BU DÜZENLEME MERKEZİLEŞMEYİ DOĞURACAK
Büyükşehir Belediyesinin tüm il sınırları olması, uzak belediyeler ve ona bağlı belde ve köylere hizmet götürülmesini aksatacaktır. Belediyeler daha ziyade kentsel birimlerdir ve dolayısıyla kırsal yaşamı çok iyi bilemezler, doğru kararlar alamayabilirler. Bu da belediyelerin isabetli yatırımlar yapamamaları ve iyi hizmet verememeleri sonucunu doğurur ki bu durumdan kırsal yaşam zarar görecektir. Böylesi bir büyüme Büyükşehir Belediyelerinin hantallaşmasını ve yönetilmesi zor bir birim haline gelmesine neden olacaktır. Ayrıca bu düzenleme yerelleşmeyi değil merkezileşmeyi doğuracaktır. 
MERKEZDEN YÖNETİLMEK MÜMKÜN DEĞİL
Balıkesir İlinin tamamının Büyükşehir haline getirilmesi 300 km`lik bir mesafeye uzanan ve kırsal yerleşimlerin oldukça yaygın olduğu bir coğrafyaya yayılan Balıkesir`in merkezden yönetilmesinin doğru olmayacağını düşünmekteyiz.
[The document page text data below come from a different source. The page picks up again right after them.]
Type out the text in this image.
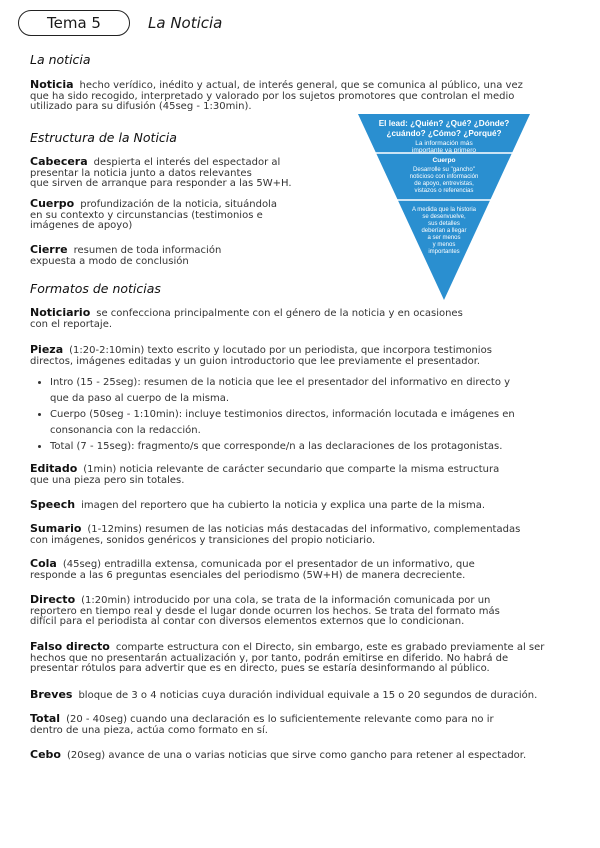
Tema 5	La Noticia
La noticia
Noticia hecho verídico, inédito y actual, de interés general, que se comunica al público, una vez
que ha sido recogido, interpretado y valorado por los sujetos promotores que controlan el medio
utilizado para su difusión (45seg - 1:30min).
Estructura de la Noticia
Cabecera despierta el interés del espectador al
presentar la noticia junto a datos relevantes
que sirven de arranque para responder a las 5W+H.
Cuerpo profundización de la noticia, situándola
en su contexto y circunstancias (testimonios e
imágenes de apoyo)
Cierre resumen de toda información
expuesta a modo de conclusión
El lead: ¿Quién? ¿Qué? ¿Dónde?
¿cuándo? ¿Cómo? ¿Porqué?
La información más
importante va primero
Cuerpo
Desarrolle su "gancho"
noticioso con información
de apoyo, entrevistas,
vistazos o referencias
A medida que la historia
se desenvuelve,
sus detalles
deberían a llegar
a ser menos
y menos
importantes
Formatos de noticias
Noticiario se confecciona principalmente con el género de la noticia y en ocasiones
con el reportaje.
Pieza (1:20-2:10min) texto escrito y locutado por un periodista, que incorpora testimonios
directos, imágenes editadas y un guion introductorio que lee previamente el presentador.
• Intro (15 - 25seg): resumen de la noticia que lee el presentador del informativo en directo y
que da paso al cuerpo de la misma.
• Cuerpo (50seg - 1:10min): incluye testimonios directos, información locutada e imágenes en
consonancia con la redacción.
• Total (7 - 15seg): fragmento/s que corresponde/n a las declaraciones de los protagonistas.
Editado (1min) noticia relevante de carácter secundario que comparte la misma estructura
que una pieza pero sin totales.
Speech imagen del reportero que ha cubierto la noticia y explica una parte de la misma.
Sumario (1-12mins) resumen de las noticias más destacadas del informativo, complementadas
con imágenes, sonidos genéricos y transiciones del propio noticiario.
Cola (45seg) entradilla extensa, comunicada por el presentador de un informativo, que
responde a las 6 preguntas esenciales del periodismo (5W+H) de manera decreciente.
Directo (1:20min) introducido por una cola, se trata de la información comunicada por un
reportero en tiempo real y desde el lugar donde ocurren los hechos. Se trata del formato más
difícil para el periodista al contar con diversos elementos externos que lo condicionan.
Falso directo comparte estructura con el Directo, sin embargo, este es grabado previamente al ser
hechos que no presentarán actualización y, por tanto, podrán emitirse en diferido. No habrá de
presentar rótulos para advertir que es en directo, pues se estaría desinformando al público.
Breves bloque de 3 o 4 noticias cuya duración individual equivale a 15 o 20 segundos de duración.
Total (20 - 40seg) cuando una declaración es lo suficientemente relevante como para no ir
dentro de una pieza, actúa como formato en sí.
Cebo (20seg) avance de una o varias noticias que sirve como gancho para retener al espectador.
Tarihsel olarak ciddi bir yerel yönetim geleneğine sahip olan Balıkesir ilinde, yaz aylarında sahil şeridindeki beldelerimizin artan hizmet taleplerinin de dikkate alınarak bir çözüm üretilmesi gerekmektedir. İlgili toplantıya katılan ve Büyükşehir Belediyesinin sınırlarının il sınırlarına kadar büyümesine karşı çıkan hemşerilerimizin de dile getirdiği gibi sınırların alansal olarak genişletilmesini değil, mevcut sınırlar içinde, yetkilerinin artırılmasını ve yerelleşme reformunun derinleştirilmesinin daha faydalı olacağını düşünmekteyiz. Toplamda geleneksel kurumları tasfiye etmek yerine mevcut yapıların işleyişi ve verimliliği desteklenmelidir.
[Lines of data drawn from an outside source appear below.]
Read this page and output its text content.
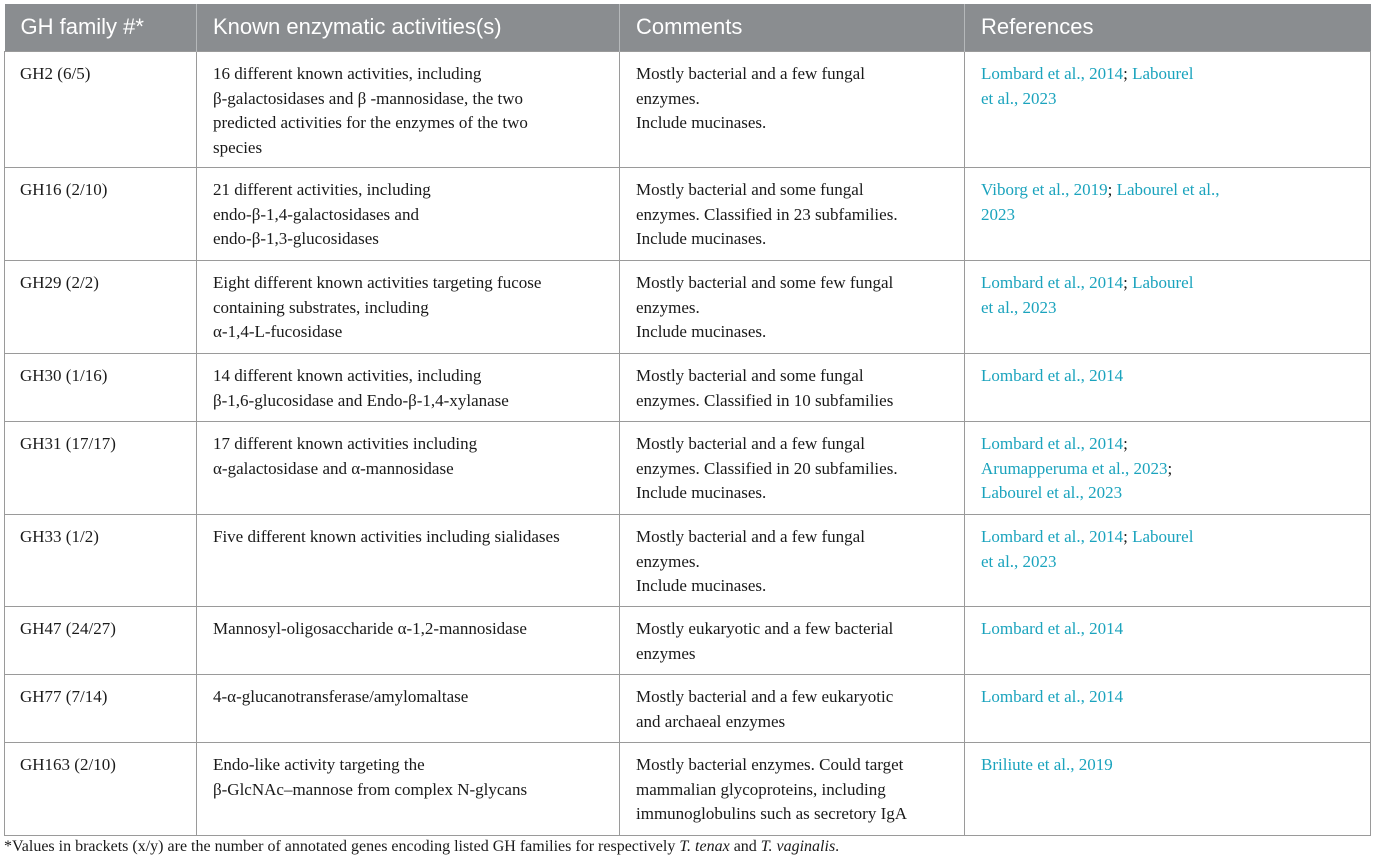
GH family #*	Known enzymatic activities(s)	Comments	References
GH2 (6/5)	16 different known activities, including
β-galactosidases and β -mannosidase, the two
predicted activities for the enzymes of the two
species	Mostly bacterial and a few fungal
enzymes.
Include mucinases.	Lombard et al., 2014; Labourel
et al., 2023

GH16 (2/10)	21 different activities, including
endo-β-1,4-galactosidases and
endo-β-1,3-glucosidases	Mostly bacterial and some fungal
enzymes. Classified in 23 subfamilies.
Include mucinases.	Viborg et al., 2019; Labourel et al.,
2023

GH29 (2/2)	Eight different known activities targeting fucose
containing substrates, including
α-1,4-L-fucosidase	Mostly bacterial and some few fungal
enzymes.
Include mucinases.	Lombard et al., 2014; Labourel
et al., 2023

GH30 (1/16)	14 different known activities, including
β-1,6-glucosidase and Endo-β-1,4-xylanase	Mostly bacterial and some fungal
enzymes. Classified in 10 subfamilies	Lombard et al., 2014

GH31 (17/17)	17 different known activities including
α-galactosidase and α-mannosidase	Mostly bacterial and a few fungal
enzymes. Classified in 20 subfamilies.
Include mucinases.	Lombard et al., 2014;
Arumapperuma et al., 2023;
Labourel et al., 2023

GH33 (1/2)	Five different known activities including sialidases	Mostly bacterial and a few fungal
enzymes.
Include mucinases.	Lombard et al., 2014; Labourel
et al., 2023

GH47 (24/27)	Mannosyl-oligosaccharide α-1,2-mannosidase	Mostly eukaryotic and a few bacterial
enzymes	Lombard et al., 2014

GH77 (7/14)	4-α-glucanotransferase/amylomaltase	Mostly bacterial and a few eukaryotic
and archaeal enzymes	Lombard et al., 2014

GH163 (2/10)	Endo-like activity targeting the
β-GlcNAc–mannose from complex N-glycans	Mostly bacterial enzymes. Could target
mammalian glycoproteins, including
immunoglobulins such as secretory IgA	Briliute et al., 2019
*Values in brackets (x/y) are the number of annotated genes encoding listed GH families for respectively T. tenax and T. vaginalis.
BÜYÜKŞEHİR İÇİN BURSA ÖRNEĞİ EN UYGUNU
Balıkesir`in Büyükşehir Belediyesi olması formüle edilecekse bu Bursa Büyükşehir Belediyesi örneğinde olduğu gibi uzak ilçeleri kapsamayan bir yöntemle olmalıdır. Bandırma Kent Konseyi olarak tarihe bir not düşmek ve bu konuda karar alma konumunda olan aktörleri kaygılarımız hakkında bir kez daha bilgilendirmek istiyoruz. Yanlış tanımlanmış bir sorunu çözmek imkansızdır. Sorunu sadece küçük belediyelerin verimsizliği ekseninde ele alırsak sorunu bütünlükten uzak bir çerçevede değerlendirmiş oluruz. Yerel yönetimlerin en büyük avantajı ve en önemli özelliği olan hizmet alana en yakın seviyede hizmet üretilmesi gerçeğini gözden kaçırmamamız gereklidir. Bu nedenle yaşanan sorunlara çözüm getirilmek isteniyorsa var olan çerçeveyi daha etkin ve verimli kullanmamızı sağlayacak bir düzenlemenin hayata geçirilmesini sağlamaktır.